Modelo inspirado em ações marítimas bem-sucedidas
A estratégia terrestre anunciada por Hegseth seguirá o modelo já aplicado com êxito pelas Forças Americanas em operações contra embarcações suspeitas de transportar drogas no Oceano Pacífico. A ampliação dessa abordagem para o solo demonstra o comprometimento dos EUA em não deixar espaço seguro para os narcotraficantes, independentemente de onde atuem.

Parcerias estratégicas com nações aliadas
As operações não serão conduzidas de forma unilateral. Hegseth destacou que o governo americano já está em articulação com Colômbia, Equador e outros países parceiros da região para viabilizar as ações em terra. Essa cooperação multilateral reforça a legitimidade e a eficácia da ofensiva, unindo esforços de nações igualmente afetadas pelo flagelo do tráfico de drogas.

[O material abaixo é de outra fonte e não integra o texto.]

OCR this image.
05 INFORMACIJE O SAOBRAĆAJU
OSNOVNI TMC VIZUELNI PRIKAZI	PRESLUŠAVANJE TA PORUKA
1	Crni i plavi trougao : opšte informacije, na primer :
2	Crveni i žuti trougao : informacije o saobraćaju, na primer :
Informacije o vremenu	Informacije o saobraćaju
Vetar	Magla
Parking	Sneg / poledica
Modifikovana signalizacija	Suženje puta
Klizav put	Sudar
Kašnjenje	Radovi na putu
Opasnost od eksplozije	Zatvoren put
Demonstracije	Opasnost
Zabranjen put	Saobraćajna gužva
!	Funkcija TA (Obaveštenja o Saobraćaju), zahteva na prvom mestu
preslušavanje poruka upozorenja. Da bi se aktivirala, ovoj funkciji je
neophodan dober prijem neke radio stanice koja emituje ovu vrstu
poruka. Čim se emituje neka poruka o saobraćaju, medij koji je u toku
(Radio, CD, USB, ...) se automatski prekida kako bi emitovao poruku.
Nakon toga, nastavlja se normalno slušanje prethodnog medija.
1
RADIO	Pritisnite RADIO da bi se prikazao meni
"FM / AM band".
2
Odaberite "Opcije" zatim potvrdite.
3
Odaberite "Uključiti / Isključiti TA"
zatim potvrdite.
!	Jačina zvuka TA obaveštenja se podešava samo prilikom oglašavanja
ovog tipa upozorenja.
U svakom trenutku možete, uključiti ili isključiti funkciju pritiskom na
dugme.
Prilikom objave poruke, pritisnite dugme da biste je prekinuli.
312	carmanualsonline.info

Tratamento equivalente ao dado a grupos terroristas
O secretário de Defesa foi enfático ao comparar a ameaça representada pelos narcotraficantes com a de organizações terroristas. Segundo Pete Hegseth, os traficantes que colocam em risco a vida dos americanos serão tratados como alvos “assim como o Estado Islâmico e o Al-Qaeda”. A declaração sinaliza a gravidade com que o governo de Donald Trump enxerga o problema e a disposição de utilizar recursos militares de alto nível para neutralizá-lo.
Anúncio feito diretamente do Panamá
O pronunciamento de Hegseth ganhou peso simbólico por ter sido feito diretamente de um centro de treinamento na selva localizado no Panamá, evidenciando a presença militar americana na região e a seriedade do planejamento em curso. A escolha do local reforça que as forças dos EUA já estão posicionadas e preparadas para a execução das operações anunciadas.
A iniciativa representa um passo firme e determinante no enfrentamento ao narcotráfico, que há décadas corrói a estabilidade e a segurança de populações em toda a América Latina e nos próprios Estados Unidos.